I preferred the Hughes paper approach with the 'context passing
representation'. He shows how to apply that to monads, but also applies it
in other situations too.

I found some old posts about Elm and monads and type classes, and remarks
from Evan that he did not want to bring over some of the negative baggage
that monads carry in Haskell:
https://groups.google.com/forum/#!topic/elm-discuss/hEvS6DgNbwM
Smart move I would say. If Elm were more like Haskell, it might be more
powerful but I think it would have attracted the more academic types and
less of the practical folk that just want to make nice stuff for the web.
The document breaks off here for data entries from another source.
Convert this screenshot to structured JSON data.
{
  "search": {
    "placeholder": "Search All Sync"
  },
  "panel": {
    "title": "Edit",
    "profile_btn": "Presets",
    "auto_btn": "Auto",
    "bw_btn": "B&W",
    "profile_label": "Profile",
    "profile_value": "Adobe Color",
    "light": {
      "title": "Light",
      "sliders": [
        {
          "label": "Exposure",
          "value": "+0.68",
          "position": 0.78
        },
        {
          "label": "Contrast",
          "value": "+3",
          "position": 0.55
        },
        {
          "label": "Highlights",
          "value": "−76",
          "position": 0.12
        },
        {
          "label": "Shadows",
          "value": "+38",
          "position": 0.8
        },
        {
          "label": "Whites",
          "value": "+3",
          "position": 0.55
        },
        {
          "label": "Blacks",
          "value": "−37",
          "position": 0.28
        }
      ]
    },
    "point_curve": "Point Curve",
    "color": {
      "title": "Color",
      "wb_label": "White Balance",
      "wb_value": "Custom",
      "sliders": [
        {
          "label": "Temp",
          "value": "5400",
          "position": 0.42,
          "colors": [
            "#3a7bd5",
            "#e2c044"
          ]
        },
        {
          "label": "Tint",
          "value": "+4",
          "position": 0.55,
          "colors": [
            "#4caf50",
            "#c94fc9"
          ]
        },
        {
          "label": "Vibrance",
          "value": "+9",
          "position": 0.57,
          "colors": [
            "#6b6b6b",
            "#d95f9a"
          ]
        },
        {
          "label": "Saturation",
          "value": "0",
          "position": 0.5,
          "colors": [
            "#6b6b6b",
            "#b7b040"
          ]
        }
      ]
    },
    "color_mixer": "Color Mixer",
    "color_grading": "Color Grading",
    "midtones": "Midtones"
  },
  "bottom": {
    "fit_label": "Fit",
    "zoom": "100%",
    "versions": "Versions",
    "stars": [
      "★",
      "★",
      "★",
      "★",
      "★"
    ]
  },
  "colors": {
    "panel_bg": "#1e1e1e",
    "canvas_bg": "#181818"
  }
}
Anyway, I just hacked at it until I got a simple search working and its
fairly obvious which parts of that can be broken out into combinators,
allowing the various aspects of search to be mixed and matched to produce a
variety of different searches.

So it looks like the structure of it will be like this:

A basic search algorithm that combines search operators to produce a search
- depth first, breadth first, iterative deepening, ordered by cost or
heuristic, memoization or not, and so on.
A type definition of the parts of a search that the user must supply - a
step function to walk over the state space, indication of when a state is a
goal state, cost and heuristic functions.
A search API providing all the different types of searches that can be
built from the search combinators, ready to use - A star, greedy, bounded,
iterative etc.

===

Searches of this kind can potentially run for a long time, which is a
problem in an interactive UI program. Also as javascript on the browser is
single threaded, it will be especially noticeable if a search runs for a
while and the UI feels frozen during this.

I therefore am making the search function only examine one search node each
time it is called. The examined node will be returned with a continuation
to run the rest of the search. So the output from a search will look like
this:

type SearchResult state
= Complete
| Goal state (() -> SearchResult state) -- There may be more goal
states further on after a goal state.
| Ongoing state (() -> SearchResult state)

There is a function 'next' to iterate once, and a function 'nextGoal' to
iterate until the next goal state is found.

The idea is that in an interactive environment, you will use the 'next'
function to run some loops of the search, and then return control to the
Elm kernel whether the search is still running or a goal state was found.
This will allow the interactive environment to handle user inputs and make
updates to the display and so on, and then a Cmd can be chained onto the
end of that to continue the search for another burst.

Another nice thing to do might be to do this adaptively. So take a
timestamp, run say 10 loops of the search, then take another timestamp,
calculate 'timePerLoop'. Decide what the biggest delay the user can live
with is, maybe 10 to 100 milliseconds. On the next time around try to run
as many loops of the search as timePerLoop permits. Also time each burst
and adjust timePerLoop if necessary.

Its explicit time-slicing, which is not so nice but I can't see another way
of handling long running computations gracefully.